I pro-vita: “Consulta pilatesca”

C'era grande attesa ieri, quando la Corte costituzionale avrebbe dovuto decidere sulla questione di costituzionalità dell’articolo 580 del codice penale, che punisce l'istigazione al suicidio, in merito alla vicenda di Marco Cappato, il leader radicale che nel febbraio 2017 accompagnò Dj Fabo a morire in una clinica svizzera in cui si pratica il suicidio assistito. Avrebbe, ma la Consulta alla fine non ha deciso, rimandando l'udienza al 24 settembre 2019 e rinviando il tema al Parlamento.

L'appello di Pro Vita ai partiti di maggioranza

Nel mondo dei “pro-vita” italiani l'atteggiamento dei giudici è stato criticato.
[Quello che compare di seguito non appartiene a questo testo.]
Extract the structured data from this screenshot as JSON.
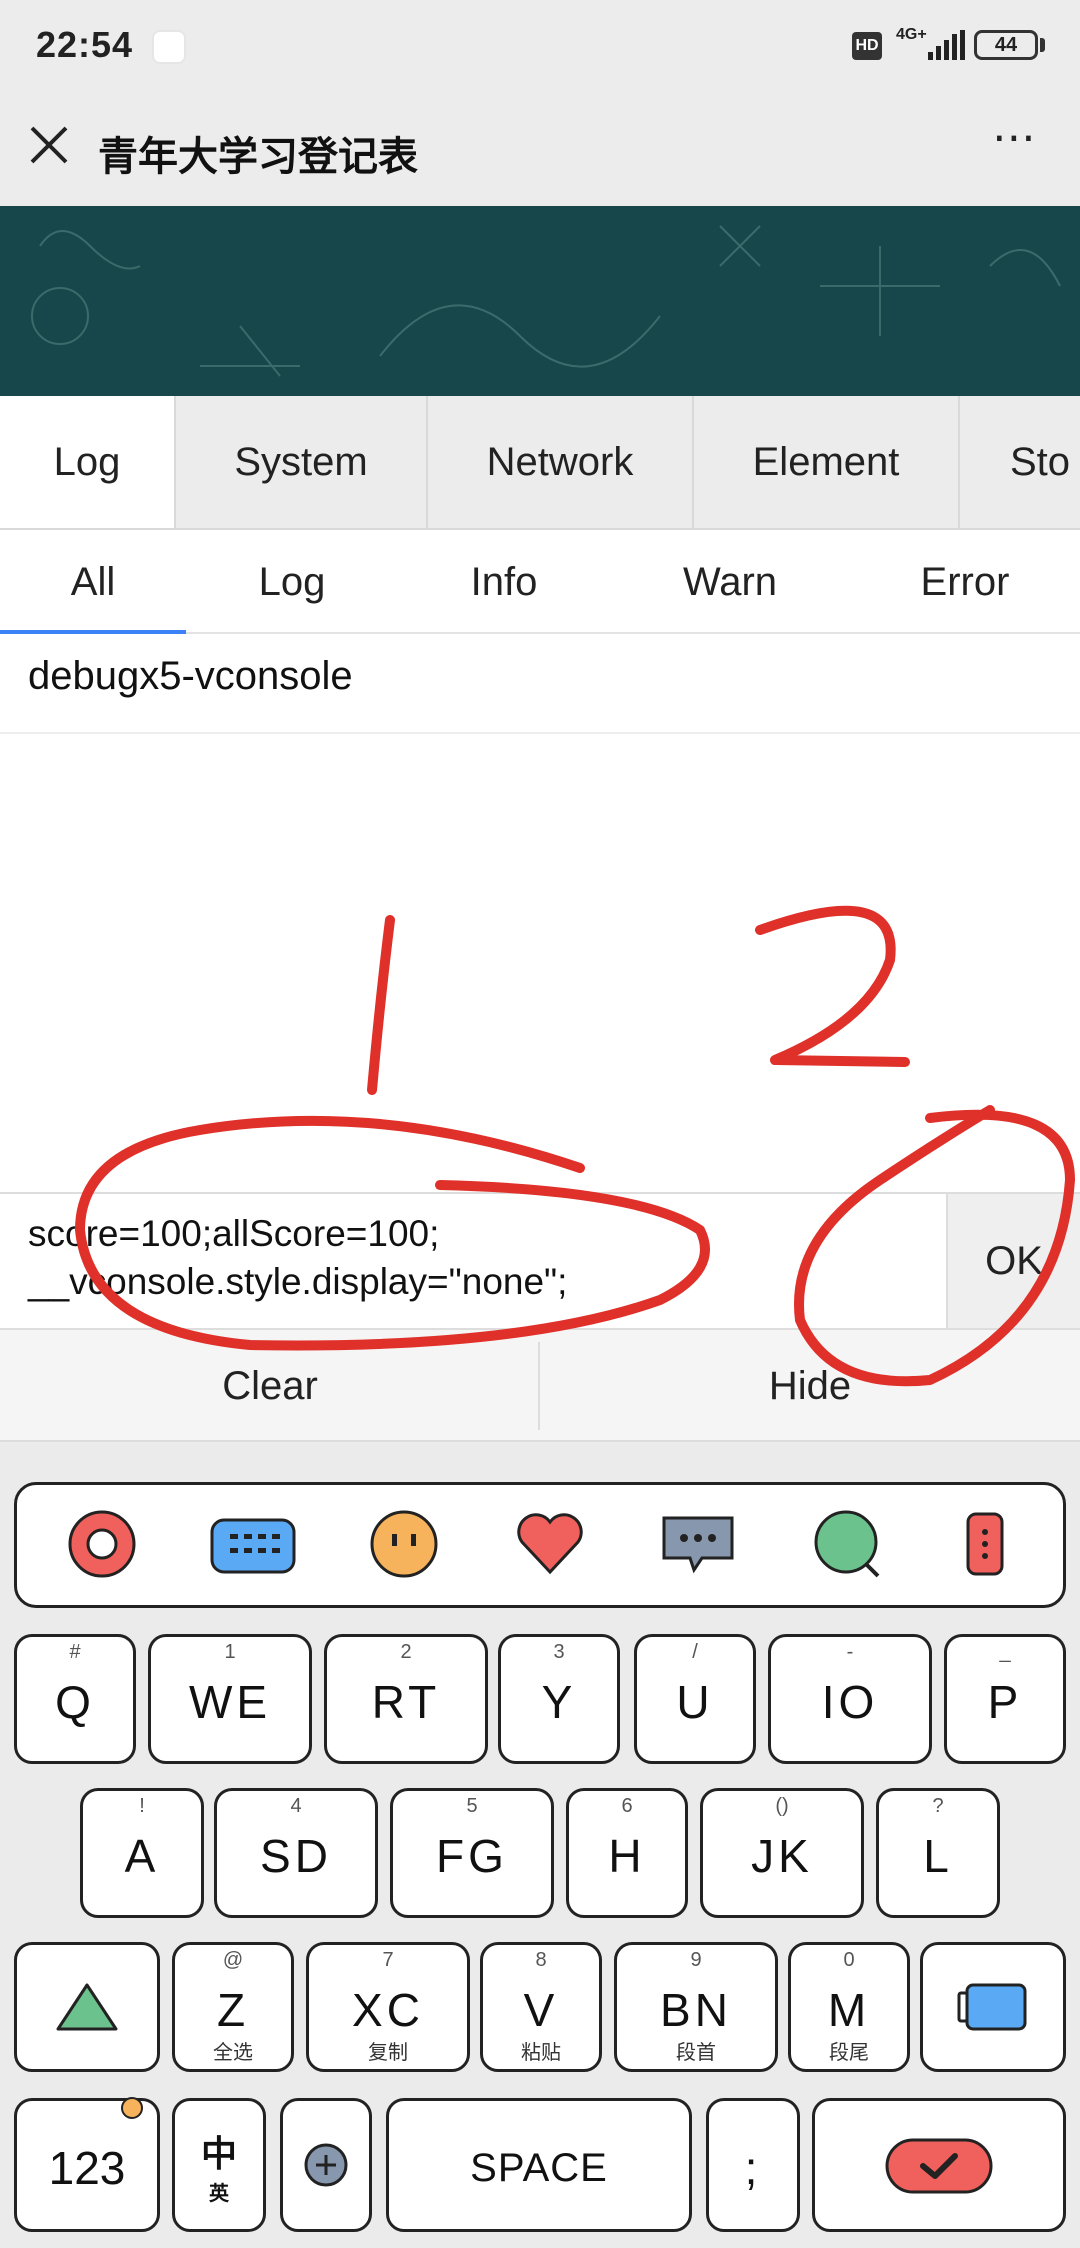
{
  "status_bar": {
    "time": "22:54",
    "hd": "HD",
    "network": "4G+",
    "battery": "44"
  },
  "title_bar": {
    "title": "青年大学习登记表",
    "more": "⋯"
  },
  "vconsole": {
    "tabs": [
      "Log",
      "System",
      "Network",
      "Element",
      "Sto"
    ],
    "subtabs": [
      "All",
      "Log",
      "Info",
      "Warn",
      "Error"
    ],
    "log_lines": [
      "debugx5-vconsole"
    ],
    "command_line1": "score=100;allScore=100;",
    "command_line2": "__vconsole.style.display=\"none\";",
    "ok_label": "OK",
    "clear_label": "Clear",
    "hide_label": "Hide"
  },
  "annotations": {
    "mark1": "1",
    "mark2": "2",
    "color": "#e0302a"
  },
  "keyboard": {
    "row1": [
      {
        "main": "Q",
        "sup": "#"
      },
      {
        "main": "WE",
        "sup": "1"
      },
      {
        "main": "RT",
        "sup": "2"
      },
      {
        "main": "Y",
        "sup": "3"
      },
      {
        "main": "U",
        "sup": "/"
      },
      {
        "main": "IO",
        "sup": "-"
      },
      {
        "main": "P",
        "sup": "_"
      }
    ],
    "row2": [
      {
        "main": "A",
        "sup": "!"
      },
      {
        "main": "SD",
        "sup": "4"
      },
      {
        "main": "FG",
        "sup": "5"
      },
      {
        "main": "H",
        "sup": "6"
      },
      {
        "main": "JK",
        "sup": "()"
      },
      {
        "main": "L",
        "sup": "?"
      }
    ],
    "row3": [
      {
        "main": "Z",
        "sup": "@",
        "sub": "全选"
      },
      {
        "main": "XC",
        "sup": "7",
        "sub": "复制"
      },
      {
        "main": "V",
        "sup": "8",
        "sub": "粘贴"
      },
      {
        "main": "BN",
        "sup": "9",
        "sub": "段首"
      },
      {
        "main": "M",
        "sup": "0",
        "sub": "段尾"
      }
    ],
    "numbers_label": "123",
    "lang_main": "中",
    "lang_sub": "英",
    "space_label": "SPACE",
    "punct_label": ";"
  }
}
Secondo Toni Brandi, presidente di Pro Vita Onlus, tra le associazioni promotrici del Family Day, “i giudici hanno deciso di non decidere”. Brandi ritiene che sia “un grave segnale la scelta della Corte Costituzionale di rinviare la decisione al Parlamento che dovrà legiferare sul suicidio assistito posticipando al 24 settembre 2019 la trattazione della questione di legittimità”. Avverte quindi il presidente di Pro Vita: “Noi, come forza pro-life e insieme alle tante realtà che difendono la vita, scenderemo in campo sensibilizzando e mobilitando quanti credono necessario proteggere i deboli dall'imminente strage”. Dunque Brandi rivolge un appello ai partiti di maggioranza “a non cadere nella trappola che trasformerà l’aiuto al suicidio nel dovere di morire, in nome di un falso pietismo e di un vero business sulla pelle dei disperati”.
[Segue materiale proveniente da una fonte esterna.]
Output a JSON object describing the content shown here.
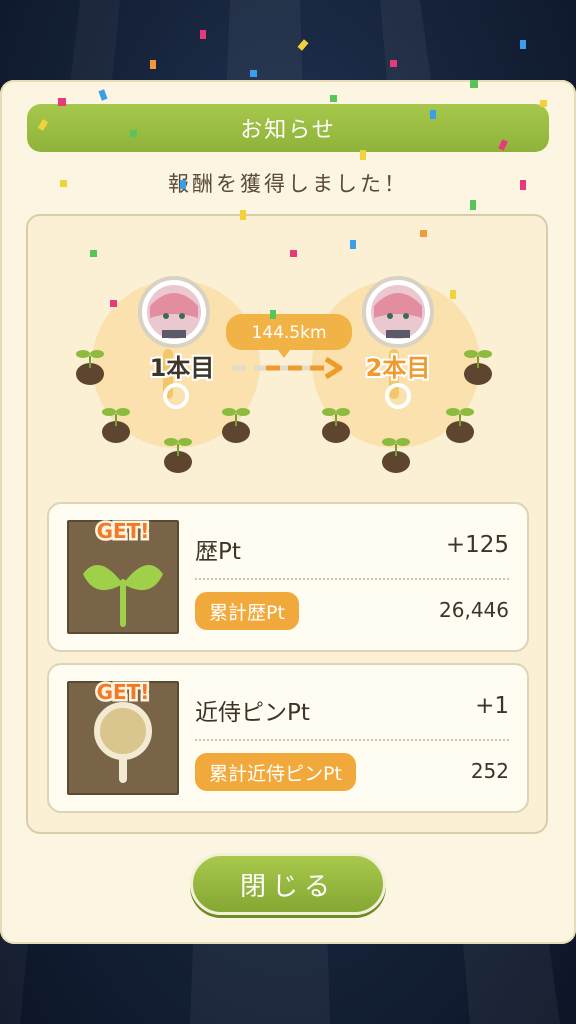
{
  "header": {
    "title": "お知らせ"
  },
  "message": "報酬を獲得しました！",
  "route": {
    "distance": "144.5km",
    "from_label": "1本目",
    "to_label": "2本目"
  },
  "rewards": [
    {
      "name": "歴Pt",
      "value": "+125",
      "total_label": "累計歴Pt",
      "total_value": "26,446",
      "badge": "GET!",
      "icon": "sprout-icon"
    },
    {
      "name": "近侍ピンPt",
      "value": "+1",
      "total_label": "累計近侍ピンPt",
      "total_value": "252",
      "badge": "GET!",
      "icon": "magnifier-pin-icon"
    }
  ],
  "close_button": {
    "label": "閉じる"
  },
  "colors": {
    "accent_green": "#9cbf44",
    "accent_orange": "#f2a93b",
    "panel": "#fbf5e2"
  }
}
Gambino: “Pericoloso modificare l'art. 580”

L'articolo 580 è difeso da Alberto Gambino, prorettore dell’Università Europea di Roma e presidente di Scienza & Vita, il quale ricorda che questo passaggio del codice penale “era stato pensato per evitare che davanti a momenti di debolezza e fragilità umana autodistruttivi si trovassero complicità, rompendo appunto quel legame di solidarietà che dovrebbe spingerci a farci carico del problema e non a rimuoverlo, assecondando l’intento suicidiario”. L'ipotesi che tale norma venga temperata è, secondo Gambino, “una prospettiva” che “presta il fianco a pericolose derive, prima tra tutte quella del collasso di un sistema giuridico – il nostro – che al centro mette la persona, e non la sua mera volontà”. Sulla stessa lunghezza d'onda il Centro Studi Rosario Livatino, il quale sottolinea  riguardo l'art. 580 che “la sua eliminazione avrebbe gravemente compromesso il diritto alla vita”.

MpV: “Decisione pilatesca”

Per Marina Casini, presidente del Movimento per la Vita italiano (Mpv), si tratta di una “decisione pilatesta” da parte dei giudici della Corte. “La Consulta, decidendo di non decidere se n'è lavata le mani mandando la palla al Parlamento dove già fremono istanze a favore dell'eutanasia e del suicidio assistito – osserva -. Un colpo basso che non fa altro che legittimare la cultura radicale a legiferare in maniera mortifera. Non è vero che manca la tutela di certe situazioni e che non c'è un bilanciamento. Nella pur discutibile legge sulle Dat il bilanciamento è già trovato. Tra l'altro nel programma di governo non sono a tema suicidio assistito e eutanasia“. Secondo la presidente del MpV, “con il caso Cappato si vuole introdurre qualcosa di diverso e cioè il principio della liceità giuridica di cagionare la morte su richiesta da parte di malati e disabili. Alla base c'è il criterio dell'efficienza produttiva, secondo cui una vita irrimediabilmente inabile non ha più alcun valore”. Ne segue un appello della Casini: “Bisogna che le forze parlamentari che hanno a cuore le persone malate o disabili e le loro famiglie contrastino questa mentalità eutanasica che in nome di un'autodeterminazione assolutizzata (caricatura dell'autentica libertà) pretende di recidere il più elementare vincolo di solidarietà umana: quello che riconosce sempre e comunque l'uguale dignità dell'altro e promuove autentiche relazioni di cura”.